The following is an excerpt taken from chapter 5 in which Doug uses the story of the Jerusalem Council in Acts 15 to show that in the 1st century, the new faith of following Jesus Christ was meant for different people of different backgrounds, races and lifestyles. He proceeds in the chapter to discuss how Christianity became more "set in stone" along with the development of Greek and Roman culture.
"So the Jewish believers were asking the Gentile believers to do whatever they could to make it possible for the two groups to meet together. The first few centuries of the Christian faith were all about this balance between diversity and unity.
But then something changed...Christianity started moving from a faith committed to multicultural unity to one requiring monocultural uniformity. In other words, Christianity began settling into one particular culture and worldview, and all adherents had to convert to that worldview if they wanted to follow Jesus. Strangely, that mandatory worldview was not the Hebrew worldview of the Jewish people. It was the Greek worldview of the Gentiles. ...

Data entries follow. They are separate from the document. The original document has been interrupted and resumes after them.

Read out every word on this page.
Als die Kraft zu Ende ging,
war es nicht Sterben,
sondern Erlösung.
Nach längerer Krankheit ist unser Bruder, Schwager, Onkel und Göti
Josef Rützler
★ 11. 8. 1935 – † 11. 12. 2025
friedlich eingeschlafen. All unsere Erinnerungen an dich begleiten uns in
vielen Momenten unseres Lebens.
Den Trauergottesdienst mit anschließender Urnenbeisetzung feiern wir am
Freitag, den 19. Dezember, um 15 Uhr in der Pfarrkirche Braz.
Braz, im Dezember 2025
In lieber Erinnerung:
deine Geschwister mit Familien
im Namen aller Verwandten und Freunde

... By the time Christianity became the official Roman religion under Constantine, it was so deeply a Greek expresion that not only had the Jewish heritage faded, but many Christians were fearful of the Jews, and deep conflict between Jews and Christians was common. This marked quite a change. The influence of telling a dynamic Jewish story in and through multiple cutlures was replaced with a Greek monocultural expression of Christianity. It is from within this fully Greek worldview that much of our 'official' modern Christianity arose. ...

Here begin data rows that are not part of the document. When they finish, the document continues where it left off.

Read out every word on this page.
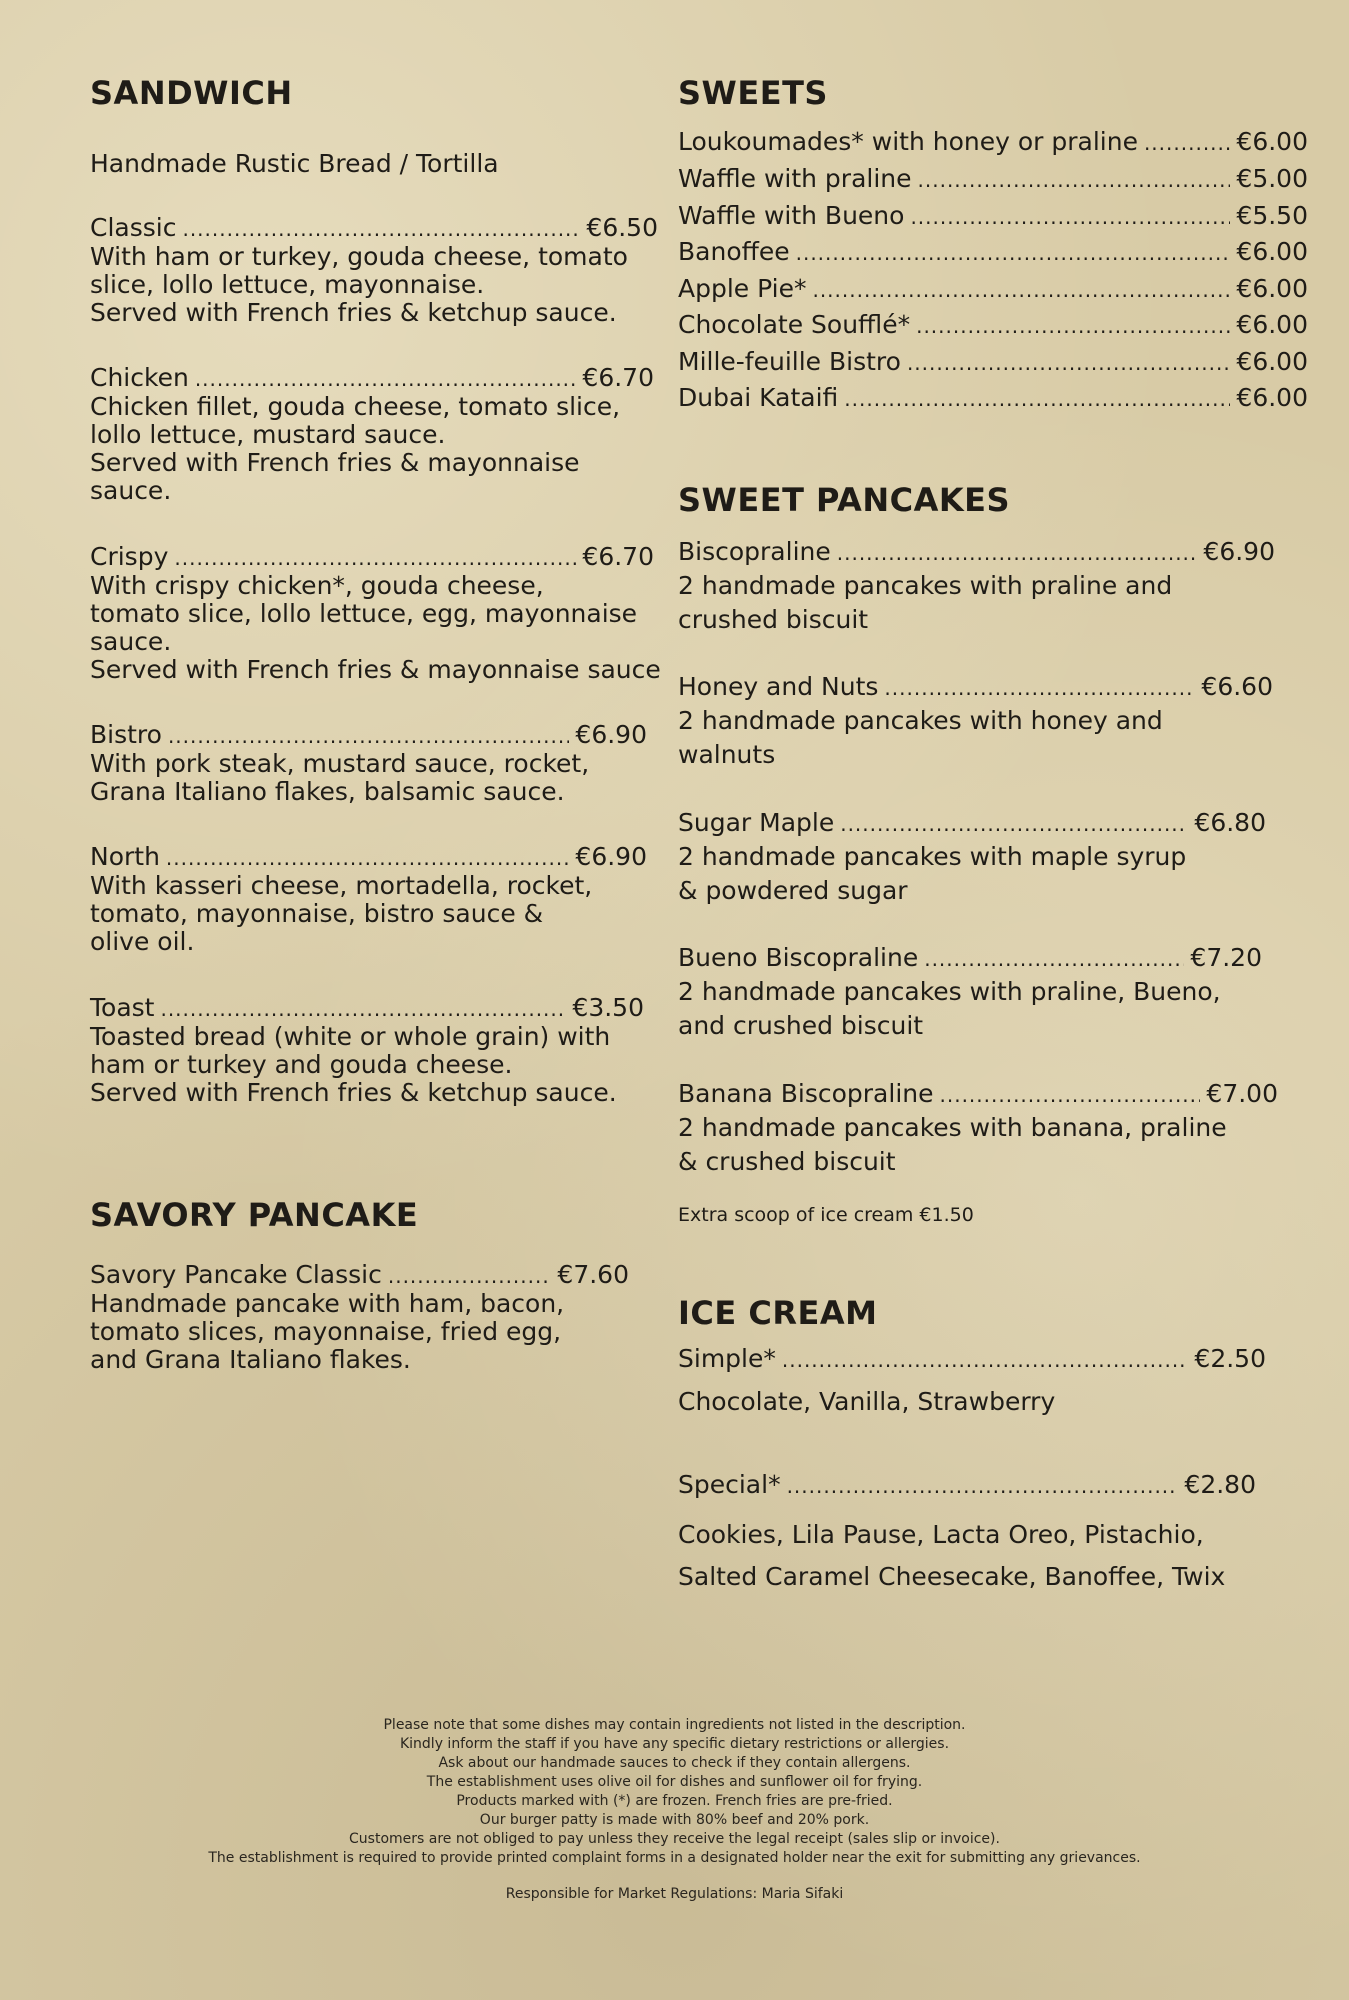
SANDWICH
Handmade Rustic Bread / Tortilla
Classic .....	€6.50
With ham or turkey, gouda cheese, tomato
slice, lollo lettuce, mayonnaise.
Served with French fries & ketchup sauce.
Chicken .....	€6.70
Chicken fillet, gouda cheese, tomato slice,
lollo lettuce, mustard sauce.
Served with French fries & mayonnaise
sauce.
Crispy .....	€6.70
With crispy chicken*, gouda cheese,
tomato slice, lollo lettuce, egg, mayonnaise
sauce.
Served with French fries & mayonnaise sauce
Bistro .....	€6.90
With pork steak, mustard sauce, rocket,
Grana Italiano flakes, balsamic sauce.
North .....	€6.90
With kasseri cheese, mortadella, rocket,
tomato, mayonnaise, bistro sauce &
olive oil.
Toast .....	€3.50
Toasted bread (white or whole grain) with
ham or turkey and gouda cheese.
Served with French fries & ketchup sauce.
SAVORY PANCAKE
Savory Pancake Classic .....	€7.60
Handmade pancake with ham, bacon,
tomato slices, mayonnaise, fried egg,
and Grana Italiano flakes.
SWEETS
Loukoumades* with honey or praline .....	€6.00
Waffle with praline .....	€5.00
Waffle with Bueno .....	€5.50
Banoffee .....	€6.00
Apple Pie* .....	€6.00
Chocolate Soufflé* .....	€6.00
Mille-feuille Bistro .....	€6.00
Dubai Kataifi .....	€6.00
SWEET PANCAKES
Biscopraline .....	€6.90
2 handmade pancakes with praline and
crushed biscuit
Honey and Nuts .....	€6.60
2 handmade pancakes with honey and
walnuts
Sugar Maple .....	€6.80
2 handmade pancakes with maple syrup
& powdered sugar
Bueno Biscopraline .....	€7.20
2 handmade pancakes with praline, Bueno,
and crushed biscuit
Banana Biscopraline .....	€7.00
2 handmade pancakes with banana, praline
& crushed biscuit
Extra scoop of ice cream €1.50
ICE CREAM
Simple* .....	€2.50
Chocolate, Vanilla, Strawberry
Special* .....	€2.80
Cookies, Lila Pause, Lacta Oreo, Pistachio,
Salted Caramel Cheesecake, Banoffee, Twix
Please note that some dishes may contain ingredients not listed in the description.
Kindly inform the staff if you have any specific dietary restrictions or allergies.
Ask about our handmade sauces to check if they contain allergens.
The establishment uses olive oil for dishes and sunflower oil for frying.
Products marked with (*) are frozen. French fries are pre-fried.
Our burger patty is made with 80% beef and 20% pork.
Customers are not obliged to pay unless they receive the legal receipt (sales slip or invoice).
The establishment is required to provide printed complaint forms in a designated holder near the exit for submitting any grievances.
Responsible for Market Regulations: Maria Sifaki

... Augustine and many who followed him needed to create complex theologies to smooth out the questions raised by all of these competing worldviews. Their theological explanations are brilliant for their situation, but they are just that - situational explanations. They are not in and of themselves the story of God. This is why it's important for us to recognize the cultural encoding that takes place every time a theology is created. every theology is grounded in a culture and set of culturally based assumptions and concerns. To hold to these theologies in the fifth century was to be faithful, for they were created as explanations for the understanding of the world at that time. But to hold to those same conclusions today, when the worldview that demanded them has expired, is simply foolish."
In my opinion, one of the most common mistakes religious people make is that they experience God in a meaningful and real way, and then they aim to replicate that experience with everyone else they know, regardless of any differences in background, personality or experiences. It seems almost contradictory to have a "flexible" or "changing" religion, because inherent in the concept of religion is a set of beliefs and systems that are unchanging, permanent, absolute.

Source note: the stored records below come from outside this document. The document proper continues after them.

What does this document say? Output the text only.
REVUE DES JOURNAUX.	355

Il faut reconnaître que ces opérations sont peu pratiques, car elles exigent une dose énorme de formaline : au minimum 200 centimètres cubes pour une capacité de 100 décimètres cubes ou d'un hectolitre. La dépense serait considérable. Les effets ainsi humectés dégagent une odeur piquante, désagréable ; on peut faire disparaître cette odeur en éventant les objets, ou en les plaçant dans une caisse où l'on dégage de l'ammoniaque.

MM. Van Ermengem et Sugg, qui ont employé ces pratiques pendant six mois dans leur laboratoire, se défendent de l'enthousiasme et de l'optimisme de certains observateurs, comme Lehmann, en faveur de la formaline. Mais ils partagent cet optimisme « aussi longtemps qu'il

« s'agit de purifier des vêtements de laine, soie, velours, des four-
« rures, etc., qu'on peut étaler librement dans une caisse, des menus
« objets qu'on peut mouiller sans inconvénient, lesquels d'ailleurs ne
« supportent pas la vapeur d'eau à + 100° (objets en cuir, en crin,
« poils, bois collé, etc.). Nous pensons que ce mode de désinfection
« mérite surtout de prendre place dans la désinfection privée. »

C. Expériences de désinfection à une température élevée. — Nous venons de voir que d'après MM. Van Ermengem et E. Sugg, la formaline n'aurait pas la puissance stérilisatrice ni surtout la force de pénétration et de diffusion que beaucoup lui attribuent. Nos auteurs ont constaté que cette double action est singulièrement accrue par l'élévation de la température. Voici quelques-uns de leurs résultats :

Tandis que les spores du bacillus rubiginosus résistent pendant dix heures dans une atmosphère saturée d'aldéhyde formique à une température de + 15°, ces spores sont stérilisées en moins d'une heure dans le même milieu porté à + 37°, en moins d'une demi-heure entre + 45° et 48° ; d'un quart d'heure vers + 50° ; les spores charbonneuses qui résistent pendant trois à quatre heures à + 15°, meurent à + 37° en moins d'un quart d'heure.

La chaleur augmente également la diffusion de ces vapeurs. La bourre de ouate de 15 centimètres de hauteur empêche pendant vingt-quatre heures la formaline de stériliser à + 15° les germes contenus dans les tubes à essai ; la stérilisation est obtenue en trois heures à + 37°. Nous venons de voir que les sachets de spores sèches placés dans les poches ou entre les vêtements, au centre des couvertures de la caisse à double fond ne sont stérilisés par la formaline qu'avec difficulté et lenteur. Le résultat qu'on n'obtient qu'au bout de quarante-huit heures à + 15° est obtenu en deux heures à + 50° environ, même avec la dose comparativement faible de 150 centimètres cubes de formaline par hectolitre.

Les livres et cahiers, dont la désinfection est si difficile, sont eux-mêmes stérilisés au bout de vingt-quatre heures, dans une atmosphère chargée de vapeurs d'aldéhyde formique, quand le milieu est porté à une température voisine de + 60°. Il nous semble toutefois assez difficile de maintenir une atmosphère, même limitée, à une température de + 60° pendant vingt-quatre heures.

But as we all know, the world - and the people and the ideas in the world - are all changing, and very rapidly. The faith of the 21st century, in many respects, is not the same faith as the 20th century, and certainly not the same faith of the 5th century when Augustine wrote.
But on the other hand, we have the creeds, we have the Scriptures, and we have the traditions of the Church. Does it all need to change? Herein lies the difficult interpretative task: Which beliefs are culturally bound and necessitate revision? And which are more permanent, more foundational and should not be changed at all?
Possible questions to discuss:
- In what ways do you see the ancient influences in the Christian faith?
- What parts of your current Christian experience do you feel are more being held over from cultural experiences of the past, and aren't really central to the core of what it means to be a follower of Jesus?
- How do we determine what parts of our faith are cultural and what parts are permanent? Can we make such a division?